Setup
Hi everyone,
I’ve been trying to build a model with a continuous latent variable that goes through a discrete deterministic step before being observed. In this case, the continous latent variable gets rounded to the nearest integer. Here is a simple toy model :
def model(n_data_points=1, data=None):
continuous = pyro.sample("continuous", dist.Uniform(0, 10))
discrete = pyro.deterministic("discrete", torch.round(continuous))
with pyro.plate("data_points", n_data_points):
return pyro.sample("observed", dist.Normal(loc=discrete, scale=1), obs=data)
Let’s say the true value of the latent variable is around 8. I generate 100 observed data points that match this assumption:
data = torch.randn((100,)) + 8
Using MCMC: works as expected
Using MCMC to sample the posterior gives the expected results:
pyro.clear_param_store()
from pyro.infer.mcmc.api import MCMC
from pyro.infer.mcmc import NUTS
pyro.set_rng_seed(2)
kernel = NUTS(model)
mcmc = MCMC(kernel, num_samples=100, warmup_steps=50)

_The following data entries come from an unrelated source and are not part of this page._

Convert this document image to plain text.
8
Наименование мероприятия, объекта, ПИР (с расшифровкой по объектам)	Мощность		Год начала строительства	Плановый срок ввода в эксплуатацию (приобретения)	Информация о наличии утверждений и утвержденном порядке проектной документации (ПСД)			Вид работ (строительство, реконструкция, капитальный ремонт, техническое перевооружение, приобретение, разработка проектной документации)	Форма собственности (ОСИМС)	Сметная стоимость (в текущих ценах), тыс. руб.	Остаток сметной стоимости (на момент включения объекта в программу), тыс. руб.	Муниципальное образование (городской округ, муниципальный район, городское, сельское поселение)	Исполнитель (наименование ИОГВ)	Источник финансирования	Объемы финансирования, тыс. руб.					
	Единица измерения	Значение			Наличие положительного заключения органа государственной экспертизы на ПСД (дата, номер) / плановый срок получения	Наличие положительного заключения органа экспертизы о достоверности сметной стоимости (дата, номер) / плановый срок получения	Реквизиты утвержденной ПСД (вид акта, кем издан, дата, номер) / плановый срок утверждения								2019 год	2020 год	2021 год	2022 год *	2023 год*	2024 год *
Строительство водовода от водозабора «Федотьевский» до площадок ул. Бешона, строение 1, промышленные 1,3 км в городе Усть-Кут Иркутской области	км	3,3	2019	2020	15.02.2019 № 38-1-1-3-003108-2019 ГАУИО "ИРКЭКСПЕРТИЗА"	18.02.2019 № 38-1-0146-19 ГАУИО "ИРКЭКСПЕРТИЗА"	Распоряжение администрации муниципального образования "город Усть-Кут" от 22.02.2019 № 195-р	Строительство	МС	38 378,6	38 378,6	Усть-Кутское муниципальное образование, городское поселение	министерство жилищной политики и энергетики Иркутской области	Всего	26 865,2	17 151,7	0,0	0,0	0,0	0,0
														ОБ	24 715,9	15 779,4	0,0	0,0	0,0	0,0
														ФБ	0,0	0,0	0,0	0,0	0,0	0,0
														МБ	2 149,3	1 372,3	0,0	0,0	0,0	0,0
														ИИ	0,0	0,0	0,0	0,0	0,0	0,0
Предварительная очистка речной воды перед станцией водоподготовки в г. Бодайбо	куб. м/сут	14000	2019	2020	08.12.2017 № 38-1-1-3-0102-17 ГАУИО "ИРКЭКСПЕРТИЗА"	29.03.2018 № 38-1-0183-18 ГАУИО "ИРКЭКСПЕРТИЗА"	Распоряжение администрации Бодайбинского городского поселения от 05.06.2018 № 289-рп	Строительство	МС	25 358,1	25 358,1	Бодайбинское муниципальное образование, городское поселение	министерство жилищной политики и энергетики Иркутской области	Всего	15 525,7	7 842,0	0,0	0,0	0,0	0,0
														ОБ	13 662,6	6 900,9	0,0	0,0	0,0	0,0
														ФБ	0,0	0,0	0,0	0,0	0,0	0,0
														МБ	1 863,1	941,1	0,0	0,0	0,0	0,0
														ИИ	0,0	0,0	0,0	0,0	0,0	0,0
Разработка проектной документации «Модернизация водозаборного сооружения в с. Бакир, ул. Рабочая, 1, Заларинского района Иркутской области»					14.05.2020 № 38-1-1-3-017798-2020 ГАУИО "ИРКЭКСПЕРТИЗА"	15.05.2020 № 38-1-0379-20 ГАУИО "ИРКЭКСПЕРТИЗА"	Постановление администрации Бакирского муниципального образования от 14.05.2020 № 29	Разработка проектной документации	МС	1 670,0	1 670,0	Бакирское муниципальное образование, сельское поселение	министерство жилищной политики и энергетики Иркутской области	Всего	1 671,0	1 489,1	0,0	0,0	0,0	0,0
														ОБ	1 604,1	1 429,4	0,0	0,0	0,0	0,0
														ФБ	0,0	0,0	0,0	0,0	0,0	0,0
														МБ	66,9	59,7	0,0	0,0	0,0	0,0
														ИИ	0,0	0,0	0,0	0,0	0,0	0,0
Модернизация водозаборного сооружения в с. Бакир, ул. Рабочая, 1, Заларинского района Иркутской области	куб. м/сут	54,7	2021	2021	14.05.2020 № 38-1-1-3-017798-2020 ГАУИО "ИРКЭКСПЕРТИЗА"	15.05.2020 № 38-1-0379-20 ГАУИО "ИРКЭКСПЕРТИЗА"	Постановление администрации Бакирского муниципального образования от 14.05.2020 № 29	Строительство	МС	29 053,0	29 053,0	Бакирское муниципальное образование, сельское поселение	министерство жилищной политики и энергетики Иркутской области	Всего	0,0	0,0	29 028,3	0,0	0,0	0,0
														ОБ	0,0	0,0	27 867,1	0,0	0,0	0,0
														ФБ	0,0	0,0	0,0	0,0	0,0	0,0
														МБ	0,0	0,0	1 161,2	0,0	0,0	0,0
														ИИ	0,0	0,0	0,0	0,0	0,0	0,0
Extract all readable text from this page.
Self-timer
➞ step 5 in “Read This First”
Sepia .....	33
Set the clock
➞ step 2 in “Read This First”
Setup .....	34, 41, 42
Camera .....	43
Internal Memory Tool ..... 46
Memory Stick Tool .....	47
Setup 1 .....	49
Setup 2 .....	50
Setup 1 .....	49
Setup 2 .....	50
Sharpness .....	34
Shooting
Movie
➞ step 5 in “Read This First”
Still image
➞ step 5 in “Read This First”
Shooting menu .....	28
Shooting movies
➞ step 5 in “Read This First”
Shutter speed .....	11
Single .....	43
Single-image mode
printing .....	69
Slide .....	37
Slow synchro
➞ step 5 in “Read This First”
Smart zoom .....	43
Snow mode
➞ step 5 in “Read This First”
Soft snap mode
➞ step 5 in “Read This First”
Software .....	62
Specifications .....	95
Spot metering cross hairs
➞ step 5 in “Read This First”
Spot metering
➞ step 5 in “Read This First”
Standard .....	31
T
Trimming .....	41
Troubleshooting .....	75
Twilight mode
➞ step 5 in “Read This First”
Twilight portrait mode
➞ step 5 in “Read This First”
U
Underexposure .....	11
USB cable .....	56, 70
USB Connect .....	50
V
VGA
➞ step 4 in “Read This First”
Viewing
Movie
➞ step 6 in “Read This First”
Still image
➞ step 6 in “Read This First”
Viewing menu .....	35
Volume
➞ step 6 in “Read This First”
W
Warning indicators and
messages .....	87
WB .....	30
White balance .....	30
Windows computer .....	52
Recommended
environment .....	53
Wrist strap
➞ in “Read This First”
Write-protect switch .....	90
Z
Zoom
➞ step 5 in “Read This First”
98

mcmc.run(n_data_points=len(data), data=data)
mcmc.summary()
Output:
mean std median 5.0% 95.0% n_eff r_hat
continuous 8.06 0.30 8.07 7.56 8.43 67.28 0.99
Number of divergences: 31
So far, so good.
However, I noticed that the sampling was particularly slow compared to other models I have tried.
Using SVI: Does not converge
Here is my attempt at using SVI:
pyro.clear_param_store()
guide = pyro.infer.autoguide.AutoDiagonalNormal(model)
adam = pyro.optim.Adam({"lr": 0.001})
elbo = pyro.infer.Trace_ELBO(num_particles=1)
svi = pyro.infer.SVI(model, guide, adam, elbo)
for step in range(5000):
loss = svi.step(n_data_points=len(data), data=data)
The elbo loss does not go down but seems to move around randomly.
What I’ve tried
- Using AutoDelta to perform MAP estimation instead of AutoDiagonalNormal: behavior is similar.
- Increasing or decreasing the learning rate by powers of 10: behavior is similar, although with bigger learning rates, the loss even tends to increase over time.
- Increasing num_particles in ELBO loss to try to stabilize the loss: behavior stays the same.
- Using TraceGraph_ELBO instead of Trace_ELBO.
Is there a problem with how I wrote my model and inference routine? I’m new to Pyro so I could have missed something obvious here.